Hack Coldcard : comment les enquêteurs tracent les Bitcoin volés
Le hack Coldcard sème le doute sur l'ampleur des pertes. Comment les enquêteurs utilisent l'analyse on-chain pour tracer les Bitcoin volés ?
Un portefeuille hardware réputé inviolable, des victimes qui signalent des pertes, et des enquêteurs qui peinent encore à chiffrer l’étendue des dégâts. Le hack Coldcard soulève des questions fondamentales sur la sécurité des cold wallets.
Aucun montant définitif n’a encore été établi. Les estimations varient selon les sources, entre les déclarations des victimes et les résultats de l’analyse on-chain — deux méthodes qui ne convergent pas toujours.
Derrière cette affaire se cache une réalité souvent méconnue : tracer des Bitcoin volés est une science à part entière, aussi rigoureuse que complexe.
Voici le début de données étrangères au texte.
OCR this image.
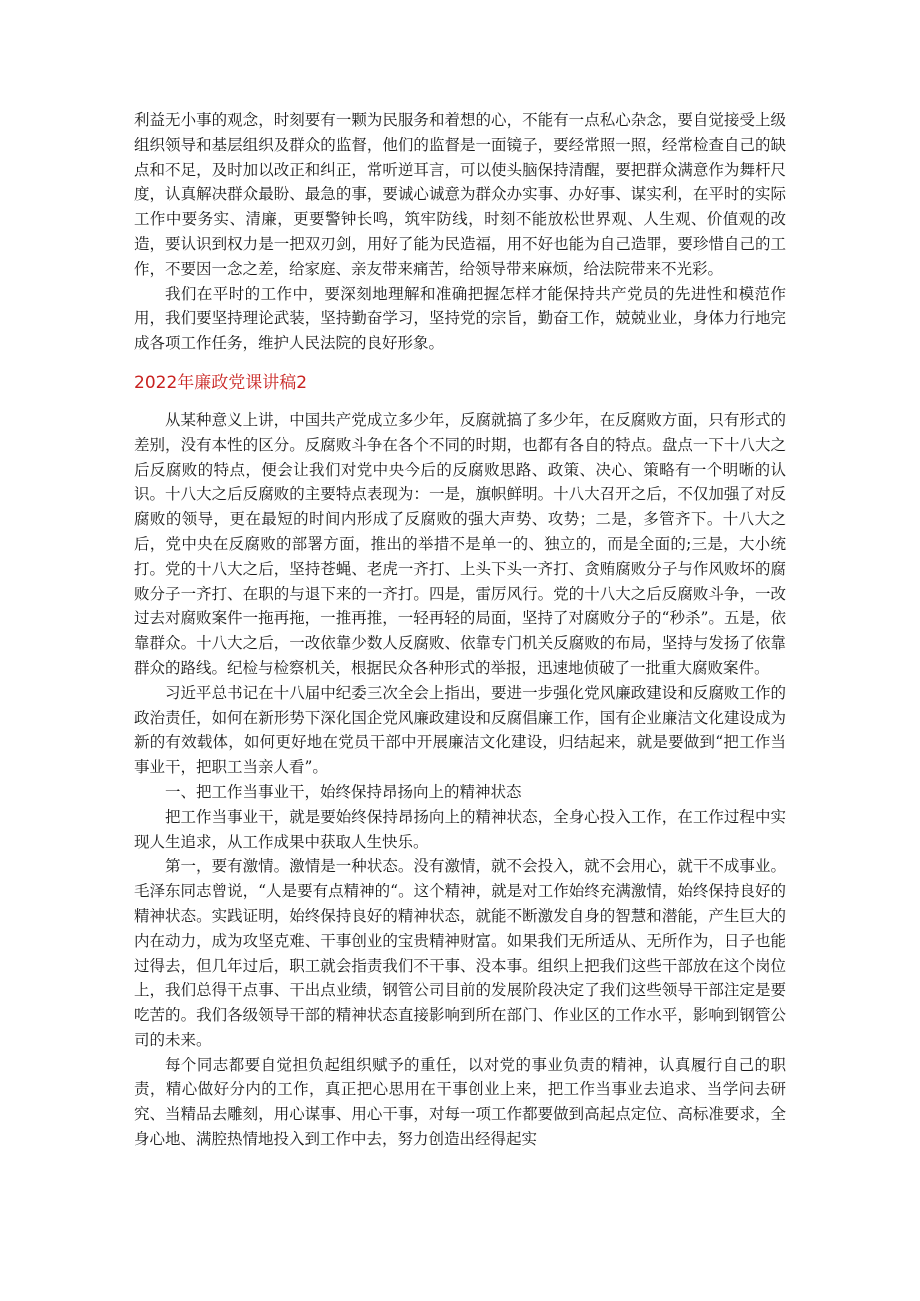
利益无小事的观念，时刻要有一颗为民服务和着想的心，不能有一点私心杂念，要自觉接受上级组织领导和基层组织及群众的监督，他们的监督是一面镜子，要经常照一照，经常检查自己的缺点和不足，及时加以改正和纠正，常听逆耳言，可以使头脑保持清醒，要把群众满意作为舞杆尺度，认真解决群众最盼、最急的事，要诚心诚意为群众办实事、办好事、谋实利，在平时的实际工作中要务实、清廉，更要警钟长鸣，筑牢防线，时刻不能放松世界观、人生观、价值观的改造，要认识到权力是一把双刃剑，用好了能为民造福，用不好也能为自己造罪，要珍惜自己的工作，不要因一念之差，给家庭、亲友带来痛苦，给领导带来麻烦，给法院带来不光彩。

我们在平时的工作中，要深刻地理解和准确把握怎样才能保持共产党员的先进性和模范作用，我们要坚持理论武装，坚持勤奋学习，坚持党的宗旨，勤奋工作，兢兢业业，身体力行地完成各项工作任务，维护人民法院的良好形象。

2022年廉政党课讲稿2

从某种意义上讲，中国共产党成立多少年，反腐就搞了多少年，在反腐败方面，只有形式的差别，没有本性的区分。反腐败斗争在各个不同的时期，也都有各自的特点。盘点一下十八大之后反腐败的特点，便会让我们对党中央今后的反腐败思路、政策、决心、策略有一个明晰的认识。十八大之后反腐败的主要特点表现为：一是，旗帜鲜明。十八大召开之后，不仅加强了对反腐败的领导，更在最短的时间内形成了反腐败的强大声势、攻势；二是，多管齐下。十八大之后，党中央在反腐败的部署方面，推出的举措不是单一的、独立的，而是全面的;三是，大小统打。党的十八大之后，坚持苍蝇、老虎一齐打、上头下头一齐打、贪贿腐败分子与作风败坏的腐败分子一齐打、在职的与退下来的一齐打。四是，雷厉风行。党的十八大之后反腐败斗争，一改过去对腐败案件一拖再拖，一推再推，一轻再轻的局面，坚持了对腐败分子的“秒杀”。五是，依靠群众。十八大之后，一改依靠少数人反腐败、依靠专门机关反腐败的布局，坚持与发扬了依靠群众的路线。纪检与检察机关，根据民众各种形式的举报，迅速地侦破了一批重大腐败案件。

习近平总书记在十八届中纪委三次全会上指出，要进一步强化党风廉政建设和反腐败工作的政治责任，如何在新形势下深化国企党风廉政建设和反腐倡廉工作，国有企业廉洁文化建设成为新的有效载体，如何更好地在党员干部中开展廉洁文化建设，归结起来，就是要做到“把工作当事业干，把职工当亲人看”。

一、把工作当事业干，始终保持昂扬向上的精神状态

把工作当事业干，就是要始终保持昂扬向上的精神状态，全身心投入工作，在工作过程中实现人生追求，从工作成果中获取人生快乐。

第一，要有激情。激情是一种状态。没有激情，就不会投入，就不会用心，就干不成事业。毛泽东同志曾说，“人是要有点精神的“。这个精神，就是对工作始终充满激情，始终保持良好的精神状态。实践证明，始终保持良好的精神状态，就能不断激发自身的智慧和潜能，产生巨大的内在动力，成为攻坚克难、干事创业的宝贵精神财富。如果我们无所适从、无所作为，日子也能过得去，但几年过后，职工就会指责我们不干事、没本事。组织上把我们这些干部放在这个岗位上，我们总得干点事、干出点业绩，钢管公司目前的发展阶段决定了我们这些领导干部注定是要吃苦的。我们各级领导干部的精神状态直接影响到所在部门、作业区的工作水平，影响到钢管公司的未来。

每个同志都要自觉担负起组织赋予的重任，以对党的事业负责的精神，认真履行自己的职责，精心做好分内的工作，真正把心思用在干事创业上来，把工作当事业去追求、当学问去研究、当精品去雕刻，用心谋事、用心干事，对每一项工作都要做到高起点定位、高标准要求，全身心地、满腔热情地投入到工作中去，努力创造出经得起实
Un bilan encore flou : pourquoi les pertes restent difficiles à quantifier
Contrairement aux hacks de protocoles DeFi où les smart contracts enregistrent tout de manière transparente, le vol de Bitcoin via un hardware wallet laisse des traces plus fragmentées. Les enquêteurs s’appuient principalement sur deux sources d’information : les signalements volontaires des victimes et l’analyse indépendante de la blockchain.
Le problème ? Ces deux approches produisent des résultats divergents. Certaines victimes ne signalent jamais leur perte — par honte, par méconnaissance des recours disponibles, ou parce qu’elles ignorent encore qu’elles ont été compromises. D’autres, au contraire, surestiment leurs pertes ou confondent plusieurs incidents distincts. Cette asymétrie d’information rend toute estimation globale particulièrement hasardeuse.
Du côté de l’analyse on-chain, les investigateurs scrutent les adresses Bitcoin associées aux wallets Coldcard signalés comme compromis. Ils cherchent des patterns de mouvement de fonds — transferts rapides vers des mixers, consolidation d’UTXOs suspects, ou acheminement vers des exchanges connus pour leur faible niveau de KYC. Sans liste exhaustive d’adresses victimes, le périmètre exact du hack reste une approximation.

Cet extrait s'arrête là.